I have mini-dv tapes in good condition that have to be digitized. A straight transfer would yield a crummy picture because to go digital means to upscale.
This is incorrect. Your DV tapes are shot at standard definition, 720x480
*. The resolution of a DVD = 720x480. You are not upscaling in any way, shape or form. Your **DVD player** might be capable of upscaling and trying to play them on your widescreen HDTV, but that is a completely different matter and has no bearing on either what's on the tape or what's on the DVD.
* Do not confuse this with "720p." HD resolutions like 720p or 1080p refer to the vertical resolution, not the horizontal resolution. If your tapes were shot, as you say, on a "non-HD video recorder," then your DV tapes were not shot in HD, period, so "720p" is not your resolution, your tapes are Standard Definition (720x480), there's no upscaling going on and they should be transferred to a standard DVD. Only video *originally shot* in HD need to burned to Blu-ray in order to preserve their original resolution.
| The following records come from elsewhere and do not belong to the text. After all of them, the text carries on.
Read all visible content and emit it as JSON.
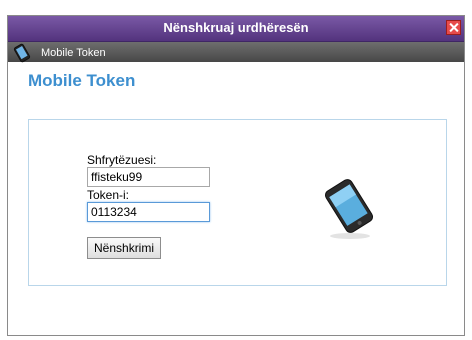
{
  "window": {
    "title": "Nënshkruaj urdhëresën"
  },
  "subbar": {
    "label": "Mobile Token"
  },
  "heading": "Mobile Token",
  "form": {
    "username_label": "Shfrytëzuesi:",
    "username_value": "ffisteku99",
    "token_label": "Token-i:",
    "token_value": "0113234",
    "submit_label": "Nënshkrimi"
  },
  "icons": {
    "close": "close-icon",
    "phone_small": "mobile-phone-icon",
    "phone_large": "mobile-phone-icon"
  },
  "colors": {
    "titlebar": "#53337d",
    "accent": "#3d8fcf",
    "close": "#e74b4b"
  }
}
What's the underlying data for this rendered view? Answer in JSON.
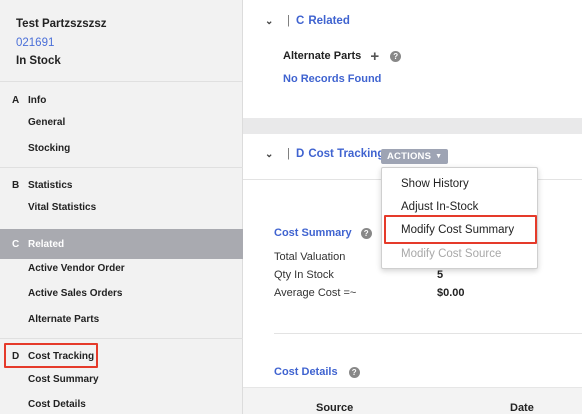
{
  "part": {
    "name": "Test Partzszszsz",
    "number": "021691",
    "status": "In Stock"
  },
  "sidebar": {
    "sections": [
      {
        "letter": "A",
        "label": "Info",
        "items": [
          "General",
          "Stocking"
        ]
      },
      {
        "letter": "B",
        "label": "Statistics",
        "items": [
          "Vital Statistics"
        ]
      },
      {
        "letter": "C",
        "label": "Related",
        "items": [
          "Active Vendor Order",
          "Active Sales Orders",
          "Alternate Parts"
        ]
      },
      {
        "letter": "D",
        "label": "Cost Tracking",
        "items": [
          "Cost Summary",
          "Cost Details"
        ]
      }
    ],
    "active_section": "C",
    "highlight_color": "#e53a2a"
  },
  "main": {
    "section_c": {
      "letter": "C",
      "title": "Related",
      "alternate_parts_label": "Alternate Parts",
      "no_records": "No Records Found"
    },
    "section_d": {
      "letter": "D",
      "title": "Cost Tracking",
      "actions_label": "ACTIONS",
      "actions_menu": [
        "Show History",
        "Adjust In-Stock",
        "Modify Cost Summary",
        "Modify Cost Source"
      ],
      "disabled_menu_item": "Modify Cost Source",
      "highlighted_menu_item": "Modify Cost Summary",
      "cost_summary_label": "Cost Summary",
      "summary_rows": [
        {
          "label": "Total Valuation",
          "value": ""
        },
        {
          "label": "Qty In Stock",
          "value": "5"
        },
        {
          "label": "Average Cost =~",
          "value": "$0.00"
        }
      ],
      "cost_details_label": "Cost Details",
      "table_columns": [
        "Source",
        "Date"
      ]
    }
  },
  "colors": {
    "link": "#3f63d0",
    "active_nav": "#a9aab0",
    "actions_btn": "#9ea4b4"
  }
}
Therefore the tapes need to be digitized and the format will be mpeg2 files.
This would be happening anyway. Importing DV tapes means digitizing them. MPEG-2 is the standard video codec for standard-definition DVDs.
I could pay an extra $10 to get each file transferred to dvd, saving me time and hassle trying to find a decent and free dvd burning program that actually makes menus (good luck with that, right?).
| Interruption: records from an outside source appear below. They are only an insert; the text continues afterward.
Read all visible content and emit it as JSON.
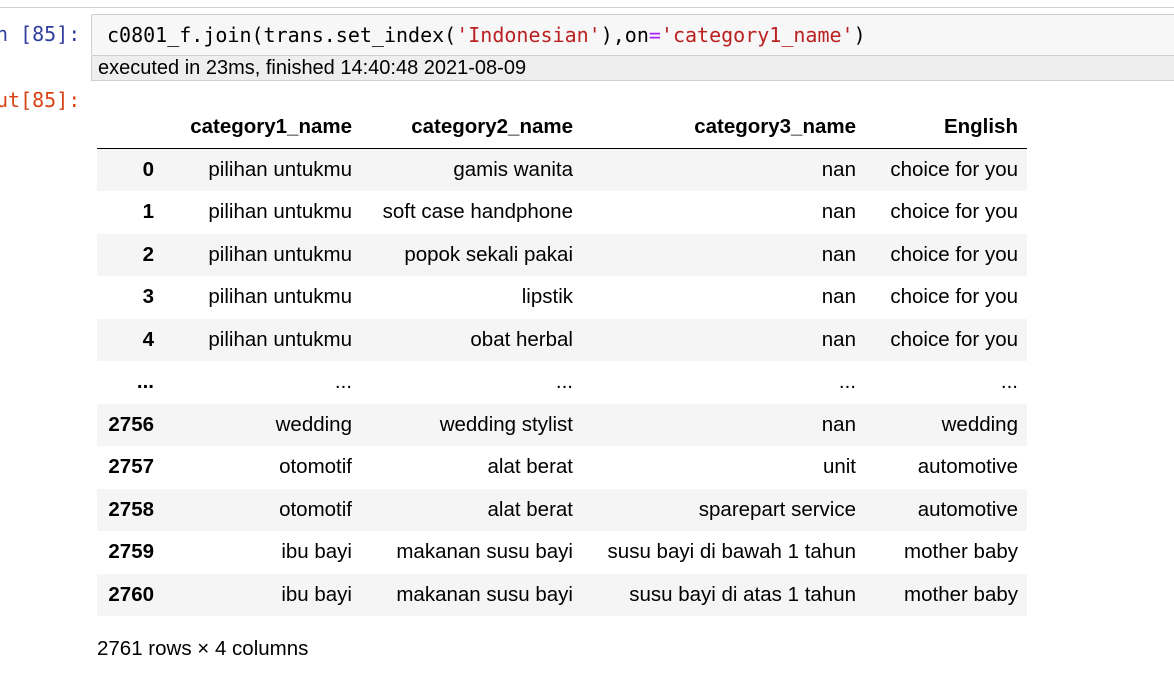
{
  "cell": {
    "in_prompt": "n [85]:",
    "out_prompt": "ut[85]:",
    "code": {
      "p1": "c0801_f.join(trans.set_index(",
      "s1": "'Indonesian'",
      "p2": "),on",
      "eq": "=",
      "s2": "'category1_name'",
      "p3": ")"
    },
    "exec_info": "executed in 23ms, finished 14:40:48 2021-08-09"
  },
  "table": {
    "columns": [
      "",
      "category1_name",
      "category2_name",
      "category3_name",
      "English"
    ],
    "rows": [
      [
        "0",
        "pilihan untukmu",
        "gamis wanita",
        "nan",
        "choice for you"
      ],
      [
        "1",
        "pilihan untukmu",
        "soft case handphone",
        "nan",
        "choice for you"
      ],
      [
        "2",
        "pilihan untukmu",
        "popok sekali pakai",
        "nan",
        "choice for you"
      ],
      [
        "3",
        "pilihan untukmu",
        "lipstik",
        "nan",
        "choice for you"
      ],
      [
        "4",
        "pilihan untukmu",
        "obat herbal",
        "nan",
        "choice for you"
      ],
      [
        "...",
        "...",
        "...",
        "...",
        "..."
      ],
      [
        "2756",
        "wedding",
        "wedding stylist",
        "nan",
        "wedding"
      ],
      [
        "2757",
        "otomotif",
        "alat berat",
        "unit",
        "automotive"
      ],
      [
        "2758",
        "otomotif",
        "alat berat",
        "sparepart service",
        "automotive"
      ],
      [
        "2759",
        "ibu bayi",
        "makanan susu bayi",
        "susu bayi di bawah 1 tahun",
        "mother baby"
      ],
      [
        "2760",
        "ibu bayi",
        "makanan susu bayi",
        "susu bayi di atas 1 tahun",
        "mother baby"
      ]
    ],
    "shape": "2761 rows × 4 columns"
  }
}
Nothing I know of makes DVD menus as nice as those found in iDVD, though Toast provides a reasonably good alternative. Given the amount of time, hard drive space and effort it takes to make a "movie" DVD using iDVD or Toast, I'd *GLADLY* pay someone $25 to do it for me.
The extra $10, I presume also gets you (on the same disc if there is room or on a second disc) a "Data DVD" of just the MPEG-2 file conversions. This too seems reasonable to me.
But I need the confidence to spend that much money all at once. That's my dilemma.
Well, this is easily fixed: have one done, and test the results (preferably by watching the DVD on a standard-definition TV, not an HDTV) to judge the quality. There should be no difference whatsoever.